Mas sabemos que a escola pública respondeu prontamente, mantendo o acolhimento dos filhos de profissionais essenciais, mantendo a oferta de refeições escolares, criando rapidamente formas alternativas de aprendizagem. E sabemos que essa solidez de resposta assentou numa grande parceria, envolvendo os profissionais da educação, as escolas, e o próprio Governo. E sabemos que, nessa parceria, foi essencial que as soluções locais tivessem assentado na capacidade dos profissionais em cada escola para adequar as respostas à sua realidade concreta.

Por isso lhe pergunto, Senhora Deputada [Joana Mortágua], em relação ao projeto de lei que apresentam, e que é o contributo do Bloco de Esquerda para este debate, se será adequado prescrever agora uma redução universal do número de alunos por turma, sem sabermos qual será a situação sanitária daqui a três meses, sem sabermos se os condicionalismos se manterão estáveis durante o ano letivo, se serão iguais em todas as escolas e em todos os momentos, se as condições impostas pela D.G.S. se manterão, portanto sem podermos antecipar de forma tão genérica as necessidades reais de reorganização dos grupos de alunos.

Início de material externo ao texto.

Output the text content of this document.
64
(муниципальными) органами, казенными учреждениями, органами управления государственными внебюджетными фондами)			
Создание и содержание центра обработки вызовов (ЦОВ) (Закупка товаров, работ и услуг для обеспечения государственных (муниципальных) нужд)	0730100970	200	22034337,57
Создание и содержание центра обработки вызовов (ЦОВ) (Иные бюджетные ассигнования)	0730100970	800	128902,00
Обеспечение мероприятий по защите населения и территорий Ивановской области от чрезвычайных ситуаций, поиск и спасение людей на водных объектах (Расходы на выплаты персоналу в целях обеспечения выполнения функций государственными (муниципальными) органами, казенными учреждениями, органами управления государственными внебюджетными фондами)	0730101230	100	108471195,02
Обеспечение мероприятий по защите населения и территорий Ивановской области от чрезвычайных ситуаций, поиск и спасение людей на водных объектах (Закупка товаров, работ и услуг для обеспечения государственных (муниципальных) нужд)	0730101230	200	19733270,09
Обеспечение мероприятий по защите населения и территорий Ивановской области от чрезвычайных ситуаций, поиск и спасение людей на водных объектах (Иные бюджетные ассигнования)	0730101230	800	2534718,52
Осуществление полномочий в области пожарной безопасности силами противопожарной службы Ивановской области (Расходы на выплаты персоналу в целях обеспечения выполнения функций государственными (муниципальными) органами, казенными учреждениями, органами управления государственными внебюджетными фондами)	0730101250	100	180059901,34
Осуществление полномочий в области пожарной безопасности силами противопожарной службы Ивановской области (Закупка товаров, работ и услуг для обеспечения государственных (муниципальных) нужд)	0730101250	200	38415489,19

Senhora Deputada, quando neva em Trás-os-Montes não se encerram escolas no Algarve. Por isso lhe pergunto se não será melhor deixar às escolas as condições para responderem especificamente à sua situação concreta, que poderá ser muito diferente de escola para escola e variar de uma semana para a outra, em vez de antecipar já um padrão nacional?